Dynamical Systems

Attractors

As we have seen dynamical systems are  described by differential equations. The behavior of a given period of time is specified by the equation of a given dynamical system. The long period behavior of the systems is obtained by the integration of the equations either through analytical means or through iteration, often with the aid of computers. The dynamical systems arise from dissipative systems, their motion cease if there is no driving forces. The dissipation and the driving force tend to balance, killing off initial transients and settle the system into its typical behavior. The subset of the phase space of the dynamical system corresponding to the typical behavior is the attractor, also known as the attracting section. An attractor (or limit-set) is a set or a space to which a system evolves irreversibly in the absence of disturbances.

A strange attractor is a subset of points in the phase space that is fundamentally different to that of the objects belonging to ordinary Euclidean geometry; it is a geometric object characterized by a dimension that is not an integer number. Benoît Mandelbrot, also in the 1970s, coined the expression ‘fractal' to indicate geometric objects whose dimension is not integer62 (Mandelbrot, 1975): strange attractors are fractal objects.

As an example of strange attractors, we can mention the Lorenz attractor and Rössler attractor. The first one is probably the most famous example of a strange attractor, as well as being the first to be discovered. It describes the stability and the onset of convective or turbulent motion in a fluid heated from the bottom and cooled from the top. The system's equations are as follows:

\dot{X} = \sigma(Y-X) \\ \quad\\ \dot{Y} = -XZ + rX - Y\\ \quad\\ \dot{Z} = -bZ + XY

In which parameters have a specific meaning within the physical phenomenon that the model is aiming to describe. We return to this attractor in the exercises section.

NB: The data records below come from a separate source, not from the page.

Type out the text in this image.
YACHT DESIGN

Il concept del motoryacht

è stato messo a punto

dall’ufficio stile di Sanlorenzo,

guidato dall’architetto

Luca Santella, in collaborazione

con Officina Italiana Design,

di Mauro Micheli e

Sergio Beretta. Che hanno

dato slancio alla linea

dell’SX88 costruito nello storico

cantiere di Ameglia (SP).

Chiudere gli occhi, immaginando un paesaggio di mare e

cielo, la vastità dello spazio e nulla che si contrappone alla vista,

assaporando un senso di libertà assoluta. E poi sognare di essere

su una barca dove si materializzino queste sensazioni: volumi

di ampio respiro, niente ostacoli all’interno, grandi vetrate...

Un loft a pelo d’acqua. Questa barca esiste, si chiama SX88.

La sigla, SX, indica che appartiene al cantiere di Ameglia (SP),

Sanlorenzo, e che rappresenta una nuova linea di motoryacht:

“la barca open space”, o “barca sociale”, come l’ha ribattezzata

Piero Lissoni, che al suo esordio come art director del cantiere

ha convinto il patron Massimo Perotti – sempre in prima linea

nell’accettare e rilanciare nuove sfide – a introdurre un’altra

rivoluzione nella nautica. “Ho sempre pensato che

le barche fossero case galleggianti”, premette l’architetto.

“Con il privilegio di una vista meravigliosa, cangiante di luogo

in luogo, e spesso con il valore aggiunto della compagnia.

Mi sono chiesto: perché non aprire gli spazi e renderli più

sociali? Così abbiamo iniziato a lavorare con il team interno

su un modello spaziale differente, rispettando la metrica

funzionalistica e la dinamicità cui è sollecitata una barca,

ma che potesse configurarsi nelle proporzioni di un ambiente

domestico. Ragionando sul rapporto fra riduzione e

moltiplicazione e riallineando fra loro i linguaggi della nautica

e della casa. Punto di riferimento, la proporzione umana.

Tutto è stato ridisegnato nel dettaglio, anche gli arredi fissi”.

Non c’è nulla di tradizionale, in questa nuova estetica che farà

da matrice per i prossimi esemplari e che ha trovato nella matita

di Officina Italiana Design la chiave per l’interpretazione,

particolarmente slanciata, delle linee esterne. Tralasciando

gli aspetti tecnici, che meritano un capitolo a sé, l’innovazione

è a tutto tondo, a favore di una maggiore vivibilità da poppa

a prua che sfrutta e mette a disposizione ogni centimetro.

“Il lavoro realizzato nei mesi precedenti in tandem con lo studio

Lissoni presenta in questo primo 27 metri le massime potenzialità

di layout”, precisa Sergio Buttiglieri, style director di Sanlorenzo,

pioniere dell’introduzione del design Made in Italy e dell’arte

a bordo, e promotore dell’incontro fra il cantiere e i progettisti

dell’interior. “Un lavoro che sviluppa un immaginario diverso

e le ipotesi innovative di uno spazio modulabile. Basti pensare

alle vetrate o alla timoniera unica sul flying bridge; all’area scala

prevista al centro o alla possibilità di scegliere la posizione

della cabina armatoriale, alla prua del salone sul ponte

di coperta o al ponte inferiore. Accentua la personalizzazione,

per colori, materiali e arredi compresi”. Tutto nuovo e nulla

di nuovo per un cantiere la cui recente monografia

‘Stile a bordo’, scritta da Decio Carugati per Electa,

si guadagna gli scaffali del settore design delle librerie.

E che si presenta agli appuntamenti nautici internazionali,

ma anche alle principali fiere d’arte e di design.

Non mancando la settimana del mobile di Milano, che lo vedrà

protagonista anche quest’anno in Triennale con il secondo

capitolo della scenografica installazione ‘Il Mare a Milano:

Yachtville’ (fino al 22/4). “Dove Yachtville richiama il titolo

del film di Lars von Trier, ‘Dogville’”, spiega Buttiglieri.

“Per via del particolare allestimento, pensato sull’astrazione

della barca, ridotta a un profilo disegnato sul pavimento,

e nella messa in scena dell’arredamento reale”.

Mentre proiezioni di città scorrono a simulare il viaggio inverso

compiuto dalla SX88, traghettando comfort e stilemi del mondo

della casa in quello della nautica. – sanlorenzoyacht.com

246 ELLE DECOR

The second example that we are going to illustrate is also very famous, and is the attractor obtained by Otto Rössler, who attempted to write the simplest example of a dynamical system featuring a chaotic attractor. The equations, which have a purely abstract meaning and are not intended for the modelling of any phenomenon whatsoever, are as follows:

\dot{X} = -Y- Z \\ \quad\\ \dot{Y} = X+aY\\ \quad\\ \dot{Z} = b + Z(X-c)

An illustration of this attractor has been given in the Poincar map section.